А там – вторая случайность – как раз стоял под парами поезд. Те, кто находился на стадионе давно, отлично понимали, что это за эшелон, и старались забиться в какую-нибудь щель. Давид ничего этого не знал, да и не могу себе представить его забивающимся в щель, ни при каких обстоятельствах.
Через час набитый до отказа состав ушел на восток, в лагерь Биркенау.
Если б мой муж задержался в Дранси хоть на два дня, я бы его отыскала. Или вытащила бы, перевернув небо и землю, либо, что вероятнее, присоединилась бы к нему. Не думаю только, что это его бы спасло. Известно, что из семидесяти пяти тысяч депортированных евреев живыми во Францию вернулись два с половиной процента.

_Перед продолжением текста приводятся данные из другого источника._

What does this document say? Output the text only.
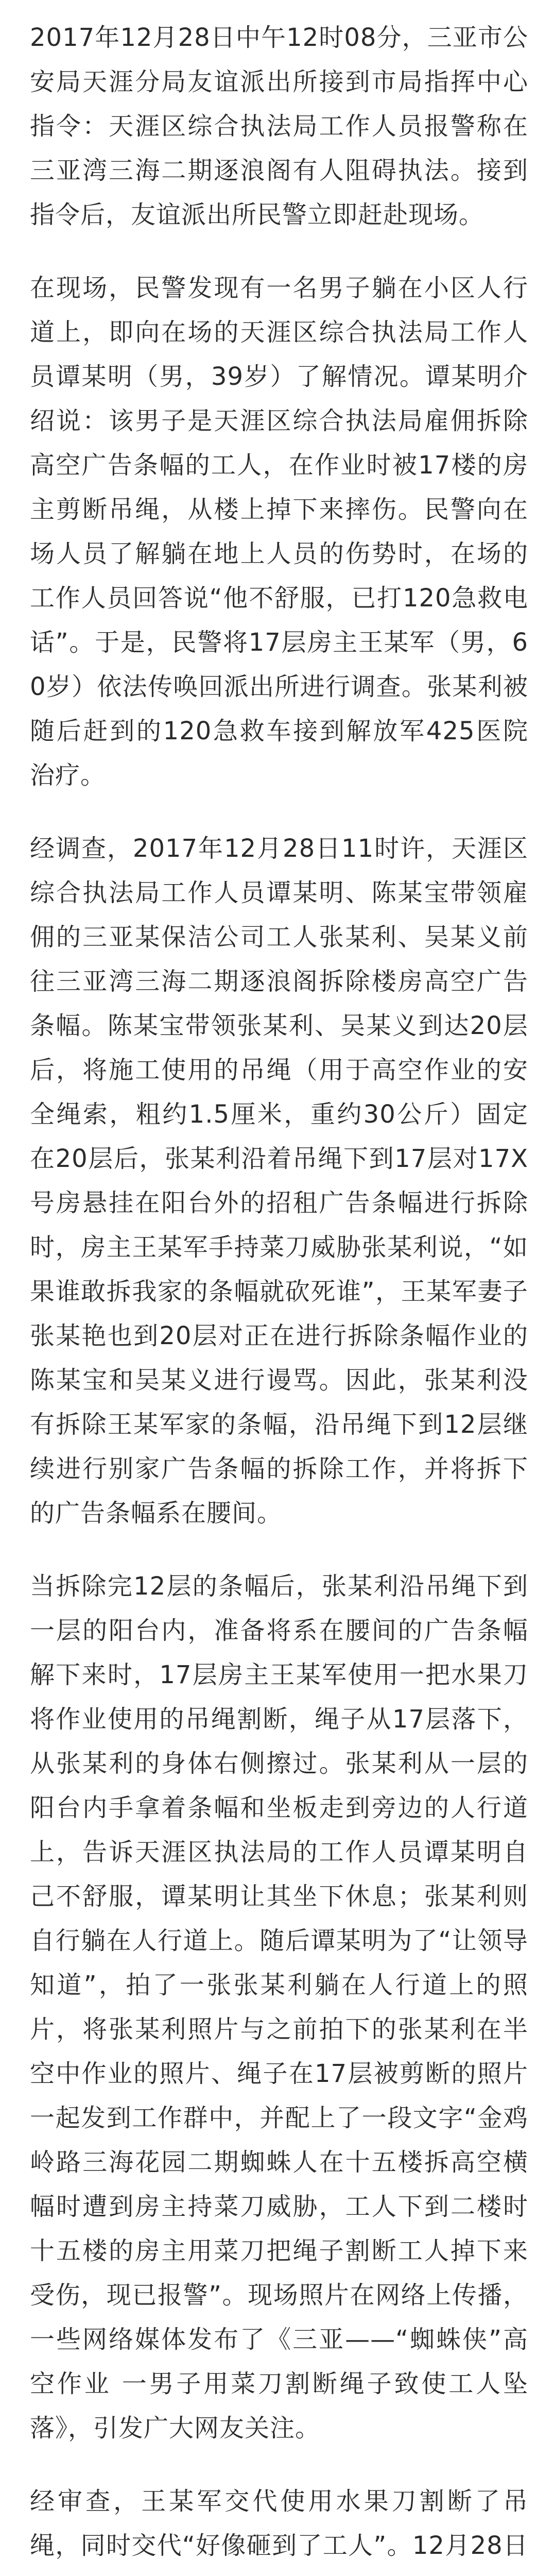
2017年12月28日中午12时08分，三亚市公安局天涯分局友谊派出所接到市局指挥中心指令：天涯区综合执法局工作人员报警称在三亚湾三海二期逐浪阁有人阻碍执法。接到指令后，友谊派出所民警立即赶赴现场。

在现场，民警发现有一名男子躺在小区人行道上，即向在场的天涯区综合执法局工作人员谭某明（男，39岁）了解情况。谭某明介绍说：该男子是天涯区综合执法局雇佣拆除高空广告条幅的工人，在作业时被17楼的房主剪断吊绳，从楼上掉下来摔伤。民警向在场人员了解躺在地上人员的伤势时，在场的工作人员回答说“他不舒服，已打120急救电话”。于是，民警将17层房主王某军（男，60岁）依法传唤回派出所进行调查。张某利被随后赶到的120急救车接到解放军425医院治疗。

经调查，2017年12月28日11时许，天涯区综合执法局工作人员谭某明、陈某宝带领雇佣的三亚某保洁公司工人张某利、吴某义前往三亚湾三海二期逐浪阁拆除楼房高空广告条幅。陈某宝带领张某利、吴某义到达20层后，将施工使用的吊绳（用于高空作业的安全绳索，粗约1.5厘米，重约30公斤）固定在20层后，张某利沿着吊绳下到17层对17X号房悬挂在阳台外的招租广告条幅进行拆除时，房主王某军手持菜刀威胁张某利说，“如果谁敢拆我家的条幅就砍死谁”，王某军妻子张某艳也到20层对正在进行拆除条幅作业的陈某宝和吴某义进行谩骂。因此，张某利没有拆除王某军家的条幅，沿吊绳下到12层继续进行别家广告条幅的拆除工作，并将拆下的广告条幅系在腰间。

当拆除完12层的条幅后，张某利沿吊绳下到一层的阳台内，准备将系在腰间的广告条幅解下来时，17层房主王某军使用一把水果刀将作业使用的吊绳割断，绳子从17层落下，从张某利的身体右侧擦过。张某利从一层的阳台内手拿着条幅和坐板走到旁边的人行道上，告诉天涯区执法局的工作人员谭某明自己不舒服，谭某明让其坐下休息；张某利则自行躺在人行道上。随后谭某明为了“让领导知道”，拍了一张张某利躺在人行道上的照片，将张某利照片与之前拍下的张某利在半空中作业的照片、绳子在17层被剪断的照片一起发到工作群中，并配上了一段文字“金鸡岭路三海花园二期蜘蛛人在十五楼拆高空横幅时遭到房主持菜刀威胁，工人下到二楼时十五楼的房主用菜刀把绳子割断工人掉下来受伤，现已报警”。现场照片在网络上传播，一些网络媒体发布了《三亚——“蜘蛛侠”高空作业 一男子用菜刀割断绳子致使工人坠落》，引发广大网友关注。

经审查，王某军交代使用水果刀割断了吊绳，同时交代“好像砸到了工人”。12月28日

Когда выяснилось, что Давид этапирован в Германию, я сразу поняла, что больше никогда его не увижу. «Такой, как он, не протянет в несвободе и одной недели. Надеяться не на что», – сказала я себе. Немцы – не хунхузы, выкупа им не нужно и обращаться с ним, как с принцем, они не станут. А по-иному обращаться с собой он не позволит.
Три года спустя я узнала, что насчет одной недели – это я Давиду польстила. Он не прожил и одного часа после того, как его присоединили к толпе депортируемых.
Один человек из того эшелона, пройдя лагерь, чудом остался жив. Я разыскала его летом сорок пятого в гостинице «Лютеция», куда временно расселяли вернувшихся. Вялый, равнодушный старик тридцати лет от роду рассказал, как погиб мой муж.
На станции стоял крик и плач, люди боялись садиться в страшные грузовые вагоны. Охранники били их прикладами в спины. Тогда Давид подошел к главному немцу («рыжий такой, круглолицый, хмурый») и что-то ему крикнул. Тот, не меняя брезгливого выражения лица, вынул пистолет. Выстрелил в грудь и потом, уже упавшему, в лоб. После этого подгонять толпу не пришлось – все очень быстро погрузились в вагоны. Человек из «Лютеции», видно, желая меня утешить, еще сказал, что потом, в лагере, часто вспоминал Давида и очень ему завидовал. «Умно поступил ваш муж, – тускло сказал уцелевший. – Я и сейчас ему завидую».